The United States also moves for summary judgment based on Blankenship's inability to establish a right to relief. The United States has submitted uncontroverted summary judgment evidence establishing, as a matter of law, that each of Blankenship's allegations is without merit. Blankenship alleges that the settlement officer did not provide documentary proof that the frivolous return penalty was assessed under appropriate authority. In a collection due process hearing, "the appeals officer shall ... obtain verification from the Secretary that the requirements of any applicable law or administrative procedure have been met." 26 U.S.C. §6330(c)(1). Blankenship claims that the collection due process hearing in May 2003 was invalid because the settlement officer, Chakalis, did not produce verification that the requirements of applicable law and administrative procedures had been met. (Docket Entry No. 4, at ¶¶20-27). Section 6330(c)(1) does not require the settlement officer to rely on a particular form to satisfy the verification requirement imposed. Nor does section 6330(c)(1) require the settlement officer to provide a taxpayer a copy of the verification on which the settlement officer relied. Roberts v. Commissioner [ Craig] [ CCH Dec. 54,933], 119 T.C. 252, 261-262 (2002), aff'd. [ 2003-1 USTC ¶50,359], 329 F.3d 1224 (11th Cir. 2003). The summary judgment record shows that the settlement officer provided Blankenship with transcripts showing the assessment of the frivolous return penalty. On February 26, 2003, Chakalis mailed Blankenship transcripts showing that the return penalty was assessed for each of the taxable years 1997 and 2000. (Docket Entry No. 7, Ex. 9; Docket Entry No. 4, ¶25 and Ex. D).
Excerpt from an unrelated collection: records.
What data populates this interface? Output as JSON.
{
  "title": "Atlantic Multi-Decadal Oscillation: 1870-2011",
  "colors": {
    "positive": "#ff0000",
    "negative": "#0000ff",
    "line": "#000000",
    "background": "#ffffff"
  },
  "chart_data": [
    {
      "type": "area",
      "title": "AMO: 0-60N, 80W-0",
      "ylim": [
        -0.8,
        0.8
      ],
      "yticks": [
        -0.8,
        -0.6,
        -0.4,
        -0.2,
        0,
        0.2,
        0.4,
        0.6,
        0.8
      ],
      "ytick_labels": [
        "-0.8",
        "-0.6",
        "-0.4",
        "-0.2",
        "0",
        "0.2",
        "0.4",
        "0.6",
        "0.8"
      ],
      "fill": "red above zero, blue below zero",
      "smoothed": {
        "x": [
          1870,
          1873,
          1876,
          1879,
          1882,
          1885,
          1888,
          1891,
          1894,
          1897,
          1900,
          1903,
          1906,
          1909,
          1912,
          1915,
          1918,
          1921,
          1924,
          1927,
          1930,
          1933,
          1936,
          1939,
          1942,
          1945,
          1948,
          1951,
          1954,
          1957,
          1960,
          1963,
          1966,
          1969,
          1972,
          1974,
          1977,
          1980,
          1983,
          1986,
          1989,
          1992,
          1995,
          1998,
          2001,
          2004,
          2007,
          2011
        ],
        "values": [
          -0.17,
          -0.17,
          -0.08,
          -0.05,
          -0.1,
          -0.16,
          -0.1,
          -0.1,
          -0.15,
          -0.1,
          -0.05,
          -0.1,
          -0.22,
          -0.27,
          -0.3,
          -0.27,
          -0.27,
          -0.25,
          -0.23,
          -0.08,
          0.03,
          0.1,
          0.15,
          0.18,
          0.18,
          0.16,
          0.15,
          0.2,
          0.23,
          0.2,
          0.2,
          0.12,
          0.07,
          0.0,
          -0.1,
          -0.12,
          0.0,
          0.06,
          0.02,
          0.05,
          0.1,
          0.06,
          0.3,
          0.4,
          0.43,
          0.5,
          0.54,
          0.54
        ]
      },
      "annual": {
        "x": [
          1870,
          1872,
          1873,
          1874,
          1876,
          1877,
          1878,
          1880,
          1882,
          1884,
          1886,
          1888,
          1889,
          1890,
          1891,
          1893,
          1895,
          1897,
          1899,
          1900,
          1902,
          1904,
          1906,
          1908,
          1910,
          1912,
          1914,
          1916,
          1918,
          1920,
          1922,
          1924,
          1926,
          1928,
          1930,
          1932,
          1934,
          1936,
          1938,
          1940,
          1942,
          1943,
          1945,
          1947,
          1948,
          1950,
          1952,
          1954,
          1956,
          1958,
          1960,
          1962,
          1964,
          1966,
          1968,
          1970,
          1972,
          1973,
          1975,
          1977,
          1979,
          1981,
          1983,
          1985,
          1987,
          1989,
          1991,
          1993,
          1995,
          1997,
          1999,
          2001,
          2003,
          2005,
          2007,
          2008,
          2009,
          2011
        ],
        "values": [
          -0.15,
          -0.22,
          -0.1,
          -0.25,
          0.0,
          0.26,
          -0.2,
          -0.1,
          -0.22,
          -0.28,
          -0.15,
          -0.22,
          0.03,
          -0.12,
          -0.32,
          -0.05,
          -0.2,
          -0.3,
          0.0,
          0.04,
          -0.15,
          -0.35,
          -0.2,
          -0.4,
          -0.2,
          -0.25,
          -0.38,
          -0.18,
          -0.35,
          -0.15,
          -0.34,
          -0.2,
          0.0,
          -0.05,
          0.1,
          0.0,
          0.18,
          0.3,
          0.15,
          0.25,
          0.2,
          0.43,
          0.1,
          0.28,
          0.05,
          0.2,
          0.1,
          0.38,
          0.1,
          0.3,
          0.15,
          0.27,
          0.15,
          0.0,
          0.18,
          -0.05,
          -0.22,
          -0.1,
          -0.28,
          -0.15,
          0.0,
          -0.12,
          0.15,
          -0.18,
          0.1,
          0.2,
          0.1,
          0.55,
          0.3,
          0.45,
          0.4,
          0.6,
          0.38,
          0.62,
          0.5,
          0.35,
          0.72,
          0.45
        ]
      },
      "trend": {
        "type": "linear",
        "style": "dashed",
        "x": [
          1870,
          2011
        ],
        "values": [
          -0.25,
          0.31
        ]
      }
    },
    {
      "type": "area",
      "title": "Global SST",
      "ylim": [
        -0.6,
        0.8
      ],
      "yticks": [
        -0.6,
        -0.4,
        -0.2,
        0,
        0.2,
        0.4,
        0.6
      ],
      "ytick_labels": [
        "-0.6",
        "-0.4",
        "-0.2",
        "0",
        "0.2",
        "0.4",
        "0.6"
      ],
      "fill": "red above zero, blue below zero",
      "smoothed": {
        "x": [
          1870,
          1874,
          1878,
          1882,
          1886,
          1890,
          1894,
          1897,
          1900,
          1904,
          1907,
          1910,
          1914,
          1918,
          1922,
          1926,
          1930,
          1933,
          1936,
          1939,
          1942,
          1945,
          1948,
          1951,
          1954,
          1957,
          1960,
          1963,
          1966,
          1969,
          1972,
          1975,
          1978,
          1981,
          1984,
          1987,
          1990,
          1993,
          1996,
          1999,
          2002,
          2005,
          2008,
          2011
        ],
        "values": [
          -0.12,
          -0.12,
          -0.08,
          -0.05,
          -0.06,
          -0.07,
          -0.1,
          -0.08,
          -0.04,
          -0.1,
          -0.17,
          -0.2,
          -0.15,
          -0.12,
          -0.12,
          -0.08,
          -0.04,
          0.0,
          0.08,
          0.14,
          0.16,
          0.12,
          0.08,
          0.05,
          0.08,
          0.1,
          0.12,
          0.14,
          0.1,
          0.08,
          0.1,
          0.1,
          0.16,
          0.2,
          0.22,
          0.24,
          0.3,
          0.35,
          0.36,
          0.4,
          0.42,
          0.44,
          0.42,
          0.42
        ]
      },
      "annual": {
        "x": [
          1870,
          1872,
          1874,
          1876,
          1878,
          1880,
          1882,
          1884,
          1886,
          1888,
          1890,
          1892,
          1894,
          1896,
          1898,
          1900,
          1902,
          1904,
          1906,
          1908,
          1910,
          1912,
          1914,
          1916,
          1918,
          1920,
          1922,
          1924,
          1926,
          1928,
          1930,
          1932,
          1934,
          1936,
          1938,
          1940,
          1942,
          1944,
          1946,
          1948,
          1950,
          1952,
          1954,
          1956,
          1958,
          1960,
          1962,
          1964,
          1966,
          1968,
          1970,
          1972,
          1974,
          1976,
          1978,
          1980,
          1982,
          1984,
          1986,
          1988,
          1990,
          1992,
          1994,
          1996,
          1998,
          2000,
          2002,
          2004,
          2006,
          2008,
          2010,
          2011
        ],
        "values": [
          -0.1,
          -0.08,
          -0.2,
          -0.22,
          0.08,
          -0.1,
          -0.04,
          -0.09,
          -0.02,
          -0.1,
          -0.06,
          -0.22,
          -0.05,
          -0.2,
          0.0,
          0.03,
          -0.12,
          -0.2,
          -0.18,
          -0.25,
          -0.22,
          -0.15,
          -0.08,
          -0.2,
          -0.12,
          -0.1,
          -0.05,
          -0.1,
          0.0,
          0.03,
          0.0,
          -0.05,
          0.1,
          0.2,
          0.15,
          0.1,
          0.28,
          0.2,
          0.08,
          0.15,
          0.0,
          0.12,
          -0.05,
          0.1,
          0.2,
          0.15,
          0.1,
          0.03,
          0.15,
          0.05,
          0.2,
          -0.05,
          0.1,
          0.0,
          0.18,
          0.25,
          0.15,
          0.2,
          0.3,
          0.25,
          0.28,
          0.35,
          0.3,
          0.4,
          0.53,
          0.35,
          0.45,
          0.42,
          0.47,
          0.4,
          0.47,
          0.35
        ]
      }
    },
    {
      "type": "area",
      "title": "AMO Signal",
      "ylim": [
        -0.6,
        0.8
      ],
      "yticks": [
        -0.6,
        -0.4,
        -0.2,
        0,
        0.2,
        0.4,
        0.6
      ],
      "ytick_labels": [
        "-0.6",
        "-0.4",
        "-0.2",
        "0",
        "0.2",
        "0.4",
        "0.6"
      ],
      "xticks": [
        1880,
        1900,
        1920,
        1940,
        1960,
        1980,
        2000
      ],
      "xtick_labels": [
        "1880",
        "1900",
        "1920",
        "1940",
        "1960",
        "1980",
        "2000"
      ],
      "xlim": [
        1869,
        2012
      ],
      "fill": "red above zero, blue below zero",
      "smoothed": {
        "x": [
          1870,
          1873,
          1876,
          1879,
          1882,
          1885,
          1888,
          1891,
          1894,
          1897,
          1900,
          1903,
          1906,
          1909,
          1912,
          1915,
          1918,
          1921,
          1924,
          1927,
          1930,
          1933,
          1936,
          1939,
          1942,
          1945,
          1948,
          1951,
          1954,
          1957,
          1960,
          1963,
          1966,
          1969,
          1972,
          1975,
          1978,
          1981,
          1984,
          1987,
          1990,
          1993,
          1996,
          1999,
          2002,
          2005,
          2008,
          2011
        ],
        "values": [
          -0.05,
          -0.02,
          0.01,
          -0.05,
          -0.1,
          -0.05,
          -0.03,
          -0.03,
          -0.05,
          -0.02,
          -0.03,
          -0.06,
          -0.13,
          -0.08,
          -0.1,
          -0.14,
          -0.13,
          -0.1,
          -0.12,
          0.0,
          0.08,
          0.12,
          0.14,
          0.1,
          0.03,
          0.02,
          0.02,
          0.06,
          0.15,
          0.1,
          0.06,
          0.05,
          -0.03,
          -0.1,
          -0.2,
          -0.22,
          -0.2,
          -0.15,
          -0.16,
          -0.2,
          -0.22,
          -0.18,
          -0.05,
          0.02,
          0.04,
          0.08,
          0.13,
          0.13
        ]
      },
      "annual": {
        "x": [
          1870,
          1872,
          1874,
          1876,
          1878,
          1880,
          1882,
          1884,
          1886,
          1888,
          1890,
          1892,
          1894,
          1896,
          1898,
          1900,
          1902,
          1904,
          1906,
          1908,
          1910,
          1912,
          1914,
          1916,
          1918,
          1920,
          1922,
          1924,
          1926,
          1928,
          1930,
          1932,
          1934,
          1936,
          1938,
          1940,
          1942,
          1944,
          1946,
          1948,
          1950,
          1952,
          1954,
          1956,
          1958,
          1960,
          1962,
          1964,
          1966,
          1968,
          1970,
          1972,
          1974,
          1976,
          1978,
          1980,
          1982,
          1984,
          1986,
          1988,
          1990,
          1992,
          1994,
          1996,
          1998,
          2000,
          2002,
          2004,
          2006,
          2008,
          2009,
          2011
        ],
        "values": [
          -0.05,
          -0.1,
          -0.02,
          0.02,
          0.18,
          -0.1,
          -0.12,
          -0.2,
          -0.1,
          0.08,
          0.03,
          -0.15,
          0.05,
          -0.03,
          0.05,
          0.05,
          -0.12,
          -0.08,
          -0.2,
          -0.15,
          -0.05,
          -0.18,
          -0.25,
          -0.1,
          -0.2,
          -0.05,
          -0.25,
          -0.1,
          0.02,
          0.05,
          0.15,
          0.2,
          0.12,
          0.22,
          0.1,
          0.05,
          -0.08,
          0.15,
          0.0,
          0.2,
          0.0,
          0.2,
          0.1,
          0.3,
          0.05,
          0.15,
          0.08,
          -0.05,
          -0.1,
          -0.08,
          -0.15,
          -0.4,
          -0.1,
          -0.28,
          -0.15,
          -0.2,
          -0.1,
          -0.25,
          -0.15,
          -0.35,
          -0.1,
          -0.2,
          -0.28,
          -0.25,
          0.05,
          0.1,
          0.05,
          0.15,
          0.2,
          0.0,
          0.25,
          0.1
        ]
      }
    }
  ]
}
Based on the record, the Internal Revenue Service properly verified for purposes of section 6330(c)(1) that the applicable laws and administrative procedures were met. There is no fact issue as to any irregularity in the assessment procedure or the validity of the assessment.

Blankenship also alleges that he never received notice and demand for payment of the frivolous return penalty (Docket Entry No. 4, at ¶60.b). The administrative files contain numerous responses by Blankenship to notices from the Internal Revenue Service for payment of the frivolous return penalty. (Docket Entry No. 7, Exs. 10, 11). Blankenship's responses clearly indicate the receipt of a notice and demand letter for payment of the frivolous return penalty. Based on the undisputed evidence in the summary judgment record, Blankenship's claim of lack of notice lacks merit.

The motion for summary judgement is granted.

III. Conclusion

This case is dismissed with prejudice.